You can’t measure how useful someone’s research is. That’s what drives business school graduates nuts about academics :) Research isn’t a product, and researchers can’t be managed like assembly line workers.
The fact that almost all governments of developed countries subsidize their university sectors means that the burden of argument lies squarely on those who think that they should not. I understand that you’re one of those people. However, I disagree, and you’ve given no argument in support of that aspect of your position.
I've given you my arguments, but you don't like them. And all your arguments are 'things have been done this way for centuries, let's keep the status quo as it is' and 'you cannot measure what I do'. Governments don't subsidise sectors, tax payers do. And you are saying we should keep giving money to those producing nothing, or something so valuable that can't be measured, because that is how we've been doing things so far. You should tell me why we should keep giving people money, not the other way around. Specially in the current situation where lots of people are really struggling.

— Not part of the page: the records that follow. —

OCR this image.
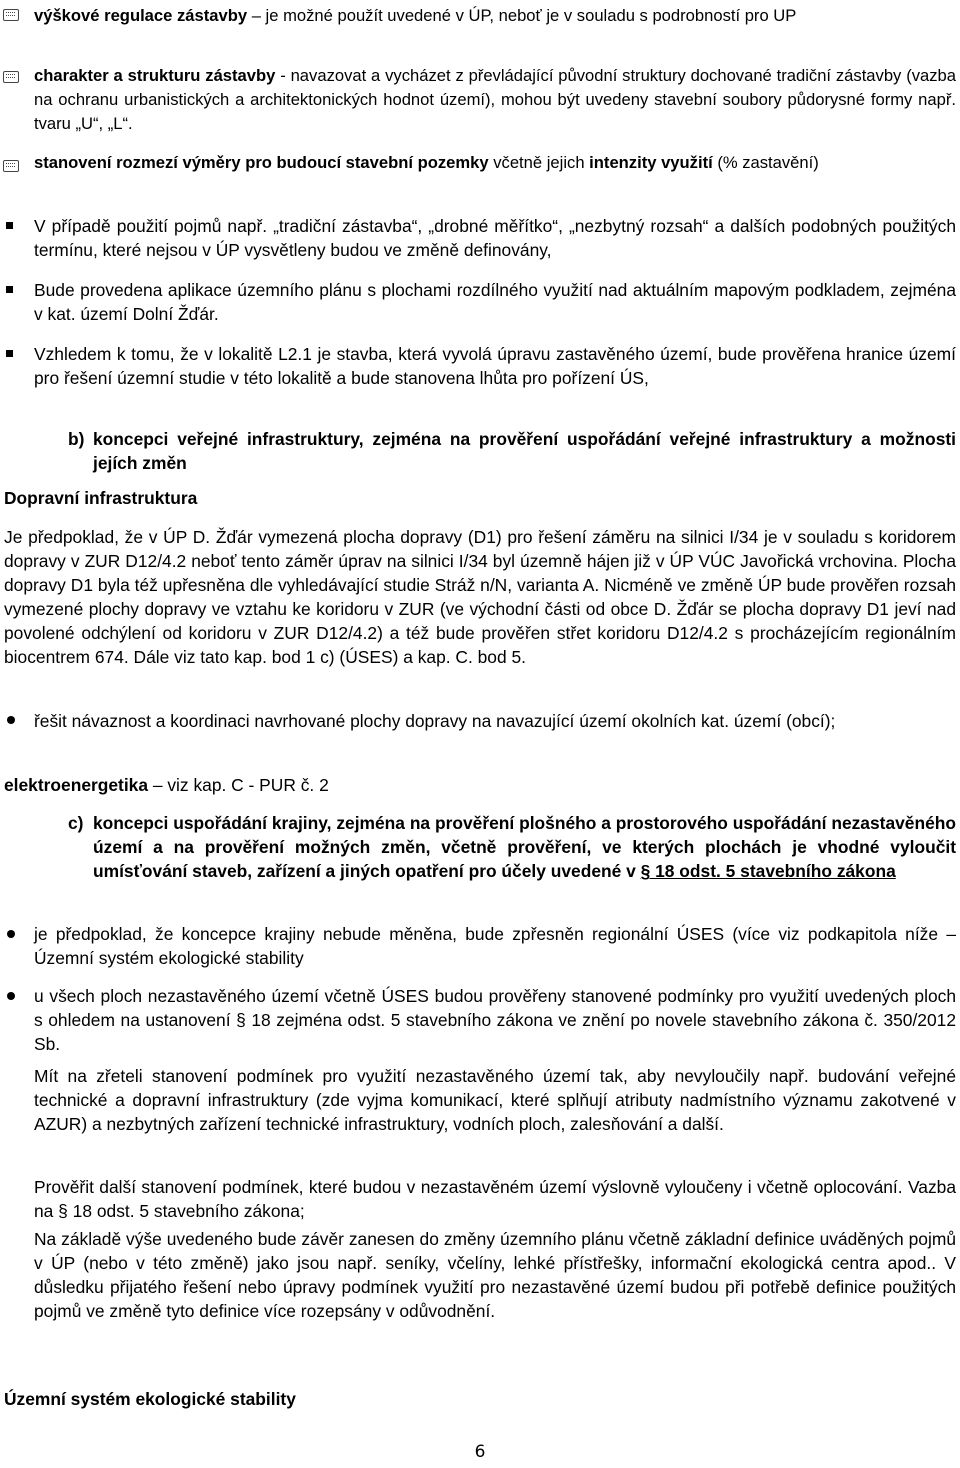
výškové regulace zástavby – je možné použít uvedené v ÚP, neboť je v souladu s podrobností pro UP

charakter a strukturu zástavby - navazovat a vycházet z převládající původní struktury dochované tradiční zástavby (vazba na ochranu urbanistických a architektonických hodnot území), mohou být uvedeny stavební soubory půdorysné formy např. tvaru „U“, „L“.

stanovení rozmezí výměry pro budoucí stavební pozemky včetně jejich intenzity využití (% zastavění)

V případě použití pojmů např. „tradiční zástavba“, „drobné měřítko“, „nezbytný rozsah“ a dalších podobných použitých termínu, které nejsou v ÚP vysvětleny budou ve změně definovány,

Bude provedena aplikace územního plánu s plochami rozdílného využití nad aktuálním mapovým podkladem, zejména v kat. území Dolní Žďár.

Vzhledem k tomu, že v lokalitě L2.1 je stavba, která vyvolá úpravu zastavěného území, bude prověřena hranice území pro řešení územní studie v této lokalitě a bude stanovena lhůta pro pořízení ÚS,

b) koncepci veřejné infrastruktury, zejména na prověření uspořádání veřejné infrastruktury a možnosti jejích změn

Dopravní infrastruktura

Je předpoklad, že v ÚP D. Žďár vymezená plocha dopravy (D1) pro řešení záměru na silnici I/34 je v souladu s koridorem dopravy v ZUR D12/4.2 neboť tento záměr úprav na silnici I/34 byl územně hájen již v ÚP VÚC Javořická vrchovina. Plocha dopravy D1 byla též upřesněna dle vyhledávající studie Stráž n/N, varianta A. Nicméně ve změně ÚP bude prověřen rozsah vymezené plochy dopravy ve vztahu ke koridoru v ZUR (ve východní části od obce D. Žďár se plocha dopravy D1 jeví nad povolené odchýlení od koridoru v ZUR D12/4.2) a též bude prověřen střet koridoru D12/4.2 s procházejícím regionálním biocentrem 674. Dále viz tato kap. bod 1 c) (ÚSES) a kap. C. bod 5.

řešit návaznost a koordinaci navrhované plochy dopravy na navazující území okolních kat. území (obcí);

elektroenergetika – viz kap. C - PUR č. 2

c) koncepci uspořádání krajiny, zejména na prověření plošného a prostorového uspořádání nezastavěného území a na prověření možných změn, včetně prověření, ve kterých plochách je vhodné vyloučit umísťování staveb, zařízení a jiných opatření pro účely uvedené v § 18 odst. 5 stavebního zákona

je předpoklad, že koncepce krajiny nebude měněna, bude zpřesněn regionální ÚSES (více viz podkapitola níže – Územní systém ekologické stability

u všech ploch nezastavěného území včetně ÚSES budou prověřeny stanovené podmínky pro využití uvedených ploch s ohledem na ustanovení § 18 zejména odst. 5 stavebního zákona ve znění po novele stavebního zákona č. 350/2012 Sb.

Mít na zřeteli stanovení podmínek pro využití nezastavěného území tak, aby nevyloučily např. budování veřejné technické a dopravní infrastruktury (zde vyjma komunikací, které splňují atributy nadmístního významu zakotvené v AZUR) a nezbytných zařízení technické infrastruktury, vodních ploch, zalesňování a další.

Prověřit další stanovení podmínek, které budou v nezastavěném území výslovně vyloučeny i včetně oplocování. Vazba na § 18 odst. 5 stavebního zákona;

Na základě výše uvedeného bude závěr zanesen do změny územního plánu včetně základní definice uváděných pojmů v ÚP (nebo v této změně) jako jsou např. seníky, včelíny, lehké přístřešky, informační ekologická centra apod.. V důsledku přijatého řešení nebo úpravy podmínek využití pro nezastavěné území budou při potřebě definice použitých pojmů ve změně tyto definice více rozepsány v odůvodnění.

Územní systém ekologické stability

6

It’s difficult to have a sensible argument when there’s a fundamental difference in values. As far as I can see, you think education should ‘produce’ something of monetary value or it is worthless. Historically, universities have operated under very different assumptions.
Take the example of historical research. Either you want a society which knows its own history of you don’t. You can’t put a price on that. To try to reduce the value of such research to citation numbers or some kind of financial measure is just nonsense.
I never said all education should produce something of monetary value. There are many non-monetary value things that can nonetheless be measured.
You keep talking about how things have been historically. Things can change, and historically not everything was done correctly.
> Either you want a society which knows its own history of you don’t.
You don't need hundreds or thousand of History PhDs for that.
There is no point on people studying things nobody cares and nobody will ever care about. If your work never gets used, why force a subsidy on it? Do it with your own means if you like. Or accept the fact that you will have to do it for a very low wage no matter how many PhDs you have.
You seem unable to defend your position other that 'historically it's been this way' and 'unmeasurable value'. There is no point in keeping going with this discussion.
The fact that almost all governments of developed countries subsidize their university sectors means that the burden of argument lies squarely on those who think that they should not. I understand that you’re one of those people. However, I disagree, and you’ve given no argument in support of that aspect of your position.